Les résultats de l'étude sont clairs : les enfants qui ont fréquenté un mode de garde collectif avant 3 ans sont moins susceptibles d'avoir des problèmes émotionnels ou des difficultés relationnelles entre 3 et 8 ans. Ils ont aussi un comportement plus "prosocial", c’est-à-dire plus empathique. Cela pourrait être dû au fait qu'ils ont appris très tôt à jouer avec les autres enfants et à surtout, à partager.

"L’accès à un mode de garde collectif entre 0 et 3 ans représente une opportunité pour les enfants qui en bénéficient puisqu'il est associé à un meilleur développement psychologique et émotionnel par la suite," explique Maria Melchior, chercheuse à Inserm. Un autre avantage potentiel pourrait être l'éducation précoce du système immunitaire et l'acquisition d'une certaine résistance aux infections avant l'arrivée à l'école.

Les enfants de la cohorte EDEN

Des chercheurs de l’Inserm, ainsi que des universités de la Sorbonne et de Bordeaux, ont étudié l’influence du mode de garde pendant les trois premières années de vie sur le développement comportemental et émotionnel des enfants. Pour ce faire, ils ont étudié les 1428 enfants de la cohorte EDEN (Etude sur les Déterminants pré- et post-natals précoces du développement psychomoteur et de la santé de l’Enfant), qui a suivi des mères pendant leur grossesse, puis leurs enfants jusqu’à l'âge de 8 ans.

Les mères ont communiqué le mode de garde principal utilisé pour leur enfant à différents âges : 4 mois, 8 mois, 1 an, 2 ans et 3 ans.

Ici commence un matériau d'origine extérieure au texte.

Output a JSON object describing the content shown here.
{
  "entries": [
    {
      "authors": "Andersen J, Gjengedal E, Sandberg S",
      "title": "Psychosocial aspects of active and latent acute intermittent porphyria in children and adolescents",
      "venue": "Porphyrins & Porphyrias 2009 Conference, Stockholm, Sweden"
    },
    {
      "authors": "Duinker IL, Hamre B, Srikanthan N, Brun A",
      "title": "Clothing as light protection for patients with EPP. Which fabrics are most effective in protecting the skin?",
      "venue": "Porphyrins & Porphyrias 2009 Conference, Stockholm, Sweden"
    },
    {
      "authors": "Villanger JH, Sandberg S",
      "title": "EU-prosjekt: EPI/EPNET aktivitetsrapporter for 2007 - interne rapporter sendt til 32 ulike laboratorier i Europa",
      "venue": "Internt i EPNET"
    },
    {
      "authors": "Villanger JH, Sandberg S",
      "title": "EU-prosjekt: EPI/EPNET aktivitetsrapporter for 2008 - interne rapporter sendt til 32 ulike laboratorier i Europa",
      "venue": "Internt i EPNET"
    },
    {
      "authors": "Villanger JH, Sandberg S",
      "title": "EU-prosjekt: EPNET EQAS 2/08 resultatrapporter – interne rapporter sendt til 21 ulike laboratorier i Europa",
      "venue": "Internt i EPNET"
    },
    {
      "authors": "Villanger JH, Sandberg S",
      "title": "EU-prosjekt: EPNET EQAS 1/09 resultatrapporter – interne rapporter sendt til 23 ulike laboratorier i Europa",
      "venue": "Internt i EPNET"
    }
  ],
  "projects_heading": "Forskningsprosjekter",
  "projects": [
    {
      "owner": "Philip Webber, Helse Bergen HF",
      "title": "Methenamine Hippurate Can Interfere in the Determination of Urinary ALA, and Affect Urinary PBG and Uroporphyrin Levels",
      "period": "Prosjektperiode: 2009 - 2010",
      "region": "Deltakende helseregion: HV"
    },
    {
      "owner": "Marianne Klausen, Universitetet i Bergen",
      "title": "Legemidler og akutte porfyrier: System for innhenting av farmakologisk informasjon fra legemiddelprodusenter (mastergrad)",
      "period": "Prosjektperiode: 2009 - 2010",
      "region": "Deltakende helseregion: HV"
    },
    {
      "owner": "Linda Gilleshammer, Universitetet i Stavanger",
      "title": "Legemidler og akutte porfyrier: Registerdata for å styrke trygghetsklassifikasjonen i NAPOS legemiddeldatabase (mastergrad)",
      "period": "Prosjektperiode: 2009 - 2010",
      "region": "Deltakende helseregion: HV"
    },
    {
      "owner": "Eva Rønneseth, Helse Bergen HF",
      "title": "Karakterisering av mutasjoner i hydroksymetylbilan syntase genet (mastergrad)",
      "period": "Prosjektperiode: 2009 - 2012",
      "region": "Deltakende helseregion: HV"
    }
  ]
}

Les modes de garde ont été classé en 3 catégorie : mode de garde informel (principalement les parents et parfois les grands-parents, voisins...), assistante maternelle ou mode de garde collectif (garderie, crèche). Puis à 3 ans, 5 ans et demi, et 8 ans, les mères ont également rempli un questionnaire destiné à mesurer les symptômes comportementaux et émotionnels de leur enfant à travers 5 échelles (symptômes émotionnels, problèmes relationnels, hyperactivité-inattention, problèmes de comportement, et comportement prosocial).

A quel âge l'enfant peut-il être inscrit en crèche ?

En France, les bébés sont acceptés en crèche à partir de 2 mois. Mais selon Miriam Rasse, psychologue en crèches et directrice de l’Association Pikler-Loczy, "il est important de rappeler, qu’à la naissance, l’enfant n’a pas conscience qu’il est une autre personne. Il se confond avec sa mère, son entourage ou son environnement. C'est vers 8 mois, qu'il commence à comprendre que sa mère et lui ne forment pas un tout, d’où la peur de la séparation".

Interrogée sur l'âge, où il est bénéfique d'inscrire son enfant en crècheMaria Melchior explique que si son étude a démontré qu'un mode de garde collectif stimule le développement émotionnel et relationnel des enfants, leur âge d'entrée en crèche n'a pas été étudié spécifiquement. "Nous avons cependant remarqué que les enfants inscrits avant 12 mois en tiraient des bénéfiques favorables à long terme. De même que ceux y étant restés plus d'un an, comparativement à d'autres y étant restés moins longtemps". La chercheuse ajoute que l'enfant peut construire son individualité au contact d'autres enfants ou d'autres adultes que sa mère.

L'obstacle de la pénurie des solutions de garde d'enfants en France

Même si ces résultats sont encourageants, il subsiste un obstacle de taille : la pénurie de solutions d'accueil en France rend la garde des enfants de moins de 3 ans difficile. Selon le rapport 2016 de l'Observatoire national de la petite enfance de la Caf, au 1er janvier 2016, la France comptait 2,3 millions de moins de 3 ans et 56% d'entre eux disposaient d’une place dans l’un des différents modes de garde officiels (crèche, école maternelle, assistante maternelle ou emploi à domicile). "La capacité théorique d’accueil des modes d’accueil 'formels' pour 100 enfants de moins de 3 ans a donc progressé", puisqu'elle est passée de 50,5 places en 2010 à 56,1 places en 2014, mais reste insuffisante. 

"L'offre actuelle de modes d’accueil est encore loin de couvrir la demande des parents, tant sur le plan quantitatif que dans sa diversité et sa localisation", note le rapport 2018 du Haut conseil de la famille, de l'enfance et de l'adolescence (HCFEA) sur "l'accueil des enfants de moins de 3 ans". D'ici à 2022 et considérant les évolutions démographiques, politiques et économiques, le HCFEA estime qu'un effort doit être fait pour créer 230 000 solutions d'accueil supplémentaires.